Soviele Arten, vor allem Reptilien- und Amphibienarten, sind vom Aussterben bedroht, weil sie auf den Speiseplaenen von den Chinesen stehen. Da freut es mich natuerlich ERNEUT zu lesen (achtung ironie), dass man den Touristen diese Kultur nahe bringt und schoen mitessen laesst. Ich wuerde mir wuenschen, dass man wenigstens die Finger von den geschuetzten Arten laesst bei diesen Verkoestigungen, aber der Tourist moechte natuerlich in seinem Urlaub was ERLEBEN. Wen interessiert der Artenschutz?
cabeza_cuadrada 25.02.2016
2. Ich bin mir zwar nicht sicher,
Zitat von lala75Soviele Arten, vor allem Reptilien- und Amphibienarten, sind vom Aussterben bedroht, weil sie auf den Speiseplaenen von den Chinesen stehen. Da freut es mich natuerlich ERNEUT zu lesen (achtung ironie), dass man den Touristen diese Kultur nahe bringt und schoen mitessen laesst. Ich wuerde mir wuenschen, dass man wenigstens die Finger von den geschuetzten Arten laesst bei diesen Verkoestigungen, aber der Tourist moechte natuerlich in seinem Urlaub was ERLEBEN. Wen interessiert der Artenschutz?

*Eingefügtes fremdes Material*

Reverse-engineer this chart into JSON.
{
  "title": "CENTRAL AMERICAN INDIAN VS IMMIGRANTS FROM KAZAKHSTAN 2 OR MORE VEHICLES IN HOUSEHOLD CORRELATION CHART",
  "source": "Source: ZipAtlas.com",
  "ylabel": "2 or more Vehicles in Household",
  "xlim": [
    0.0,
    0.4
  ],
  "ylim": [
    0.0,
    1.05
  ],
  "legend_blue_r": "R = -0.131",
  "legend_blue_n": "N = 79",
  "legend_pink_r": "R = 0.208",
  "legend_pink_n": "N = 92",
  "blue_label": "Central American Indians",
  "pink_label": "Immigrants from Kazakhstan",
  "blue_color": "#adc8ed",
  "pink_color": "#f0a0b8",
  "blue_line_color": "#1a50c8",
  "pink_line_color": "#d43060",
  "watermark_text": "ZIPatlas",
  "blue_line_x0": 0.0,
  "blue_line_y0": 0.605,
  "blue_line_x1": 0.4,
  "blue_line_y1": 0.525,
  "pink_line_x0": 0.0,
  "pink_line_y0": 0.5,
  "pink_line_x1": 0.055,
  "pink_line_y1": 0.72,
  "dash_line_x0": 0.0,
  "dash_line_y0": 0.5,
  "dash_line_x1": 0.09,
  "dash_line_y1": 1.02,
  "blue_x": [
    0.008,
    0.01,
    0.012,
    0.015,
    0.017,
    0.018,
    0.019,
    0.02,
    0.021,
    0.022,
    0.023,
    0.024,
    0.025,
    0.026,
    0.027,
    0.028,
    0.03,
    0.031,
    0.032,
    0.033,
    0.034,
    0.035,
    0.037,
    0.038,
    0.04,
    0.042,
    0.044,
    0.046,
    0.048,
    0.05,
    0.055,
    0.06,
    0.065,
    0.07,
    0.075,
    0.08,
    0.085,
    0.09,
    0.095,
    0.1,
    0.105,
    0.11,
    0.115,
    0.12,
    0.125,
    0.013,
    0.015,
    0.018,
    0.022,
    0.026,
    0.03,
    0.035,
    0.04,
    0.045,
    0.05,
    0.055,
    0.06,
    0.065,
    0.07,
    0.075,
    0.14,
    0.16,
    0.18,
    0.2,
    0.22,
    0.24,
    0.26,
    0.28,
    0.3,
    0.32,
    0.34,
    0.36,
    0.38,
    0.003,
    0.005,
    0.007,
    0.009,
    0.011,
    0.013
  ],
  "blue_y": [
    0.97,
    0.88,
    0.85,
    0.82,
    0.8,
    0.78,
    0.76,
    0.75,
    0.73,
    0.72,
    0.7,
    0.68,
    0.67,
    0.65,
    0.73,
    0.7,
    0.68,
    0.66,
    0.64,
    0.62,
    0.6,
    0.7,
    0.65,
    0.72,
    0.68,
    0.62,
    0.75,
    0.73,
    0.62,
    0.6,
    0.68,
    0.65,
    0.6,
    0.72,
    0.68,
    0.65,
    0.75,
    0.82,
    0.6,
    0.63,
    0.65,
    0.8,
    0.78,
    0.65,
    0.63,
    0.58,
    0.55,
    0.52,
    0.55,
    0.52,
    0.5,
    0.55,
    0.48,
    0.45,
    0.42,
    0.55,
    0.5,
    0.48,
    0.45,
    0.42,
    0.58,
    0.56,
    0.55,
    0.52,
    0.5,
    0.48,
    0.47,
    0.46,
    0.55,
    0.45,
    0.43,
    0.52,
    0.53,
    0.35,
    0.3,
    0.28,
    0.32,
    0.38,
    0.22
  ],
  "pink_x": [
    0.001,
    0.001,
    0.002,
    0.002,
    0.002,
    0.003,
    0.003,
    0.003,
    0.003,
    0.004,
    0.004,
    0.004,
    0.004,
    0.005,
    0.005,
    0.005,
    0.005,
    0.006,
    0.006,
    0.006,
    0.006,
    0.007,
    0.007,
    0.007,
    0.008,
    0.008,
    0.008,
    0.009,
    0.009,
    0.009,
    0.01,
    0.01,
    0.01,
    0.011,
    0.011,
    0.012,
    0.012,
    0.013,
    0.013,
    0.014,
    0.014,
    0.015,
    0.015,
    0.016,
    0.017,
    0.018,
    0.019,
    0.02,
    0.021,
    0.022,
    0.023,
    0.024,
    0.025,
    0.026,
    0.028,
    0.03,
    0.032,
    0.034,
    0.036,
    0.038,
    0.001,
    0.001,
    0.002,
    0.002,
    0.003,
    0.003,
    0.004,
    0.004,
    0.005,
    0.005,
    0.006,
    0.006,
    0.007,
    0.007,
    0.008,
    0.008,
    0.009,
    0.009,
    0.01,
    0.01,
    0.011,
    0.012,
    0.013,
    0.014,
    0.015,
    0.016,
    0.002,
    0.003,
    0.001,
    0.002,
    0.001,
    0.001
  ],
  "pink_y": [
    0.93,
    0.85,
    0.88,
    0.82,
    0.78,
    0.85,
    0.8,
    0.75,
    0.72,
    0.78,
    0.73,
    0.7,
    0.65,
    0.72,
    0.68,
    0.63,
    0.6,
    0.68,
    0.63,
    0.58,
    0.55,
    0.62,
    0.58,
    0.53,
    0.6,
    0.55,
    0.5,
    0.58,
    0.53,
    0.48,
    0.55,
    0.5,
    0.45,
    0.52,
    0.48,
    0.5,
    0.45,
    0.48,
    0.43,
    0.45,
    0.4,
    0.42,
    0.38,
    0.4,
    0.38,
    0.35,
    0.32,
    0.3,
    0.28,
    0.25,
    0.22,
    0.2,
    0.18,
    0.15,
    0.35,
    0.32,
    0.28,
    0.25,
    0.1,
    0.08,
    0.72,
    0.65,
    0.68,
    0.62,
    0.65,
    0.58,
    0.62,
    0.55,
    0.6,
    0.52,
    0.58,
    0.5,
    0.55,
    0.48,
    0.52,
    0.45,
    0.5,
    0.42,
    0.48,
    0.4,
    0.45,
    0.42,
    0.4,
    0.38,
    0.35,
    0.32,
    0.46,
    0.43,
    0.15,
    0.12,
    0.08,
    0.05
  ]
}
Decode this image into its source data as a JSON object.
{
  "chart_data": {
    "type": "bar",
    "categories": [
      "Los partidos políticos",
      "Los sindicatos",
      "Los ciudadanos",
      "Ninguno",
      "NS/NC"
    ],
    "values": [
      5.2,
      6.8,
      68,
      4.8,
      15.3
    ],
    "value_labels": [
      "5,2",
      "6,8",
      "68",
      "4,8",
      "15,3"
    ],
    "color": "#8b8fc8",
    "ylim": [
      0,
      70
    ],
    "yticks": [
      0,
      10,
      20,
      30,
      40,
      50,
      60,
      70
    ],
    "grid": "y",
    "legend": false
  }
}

aber ich glaube, die zubereiteten Tiere sind höchstwahrscheinlich nicht in der freien Natur gefangen worden. Dazu ist das Essen dort einfach zu billig. Ich tippe auf Zuchttiere. Aber vielleicht weiß das ein Mitforist ja genauer zu erklären. Ich finde diese Märkte auf jedenfall total spannend. Mal etwas anderes als Bratwurst und co. Sollte man mal probiert haben!
jomai 25.02.2016
3.
Richtig fast alles kommt aus Zuchtfarmen, wie z.B. die erwähnten Crayfisch. Wobei es sich dabei um Crawfisch und nicht Crayfisch handelt. Denn darauf passt die beschriebene Zubereitungsart und das Foto, sowie die Übersetzung als Flusskrebse. Wobei aber weder Crayfisch noch Crawfisch stachelig sind.
Rosmarinus 25.02.2016
4.
Für das englische Wort crayfish (urspründlich übrigens aus den französischen: écrevisse) gibt es auch ein deutsches: Flusskrebs.
maxi_stulz 25.02.2016
5. Wenn man es nicht weiß, sollte man es nicht
Zitat von lala75Soviele Arten, vor allem Reptilien- und Amphibienarten, sind vom Aussterben bedroht, weil sie auf den Speiseplaenen von den Chinesen stehen. Da freut es mich natuerlich ERNEUT zu lesen (achtung ironie), dass man den Touristen diese Kultur nahe bringt und schoen mitessen laesst. Ich wuerde mir wuenschen, dass man wenigstens die Finger von den geschuetzten Arten laesst bei diesen Verkoestigungen, aber der Tourist moechte natuerlich in seinem Urlaub was ERLEBEN. Wen interessiert der Artenschutz?
einfach so behaupten. Ja, da laufen viele "Schweinereien" aus unserer Sicht ab, aber tun wir doch nicht so überlegen. Was haben wir nicht alles hier schon ausgerottet durch unsere Lebensweise und Essgewohnheiten. In dem Artikel wird keine Art genannt, die vom Aussterben bedroht ist. Wenn Sie also keine diese Touren mitgemacht haben, wie wollen Sie das beurteilen? Die Chinesen essen viel weniger Fleisch als wir hier. Das empfinde ich als sehr positiv. Ich würde mir wünschen, daß man nur mit Hintergrundwissen und begründet solche Kommentare absondert.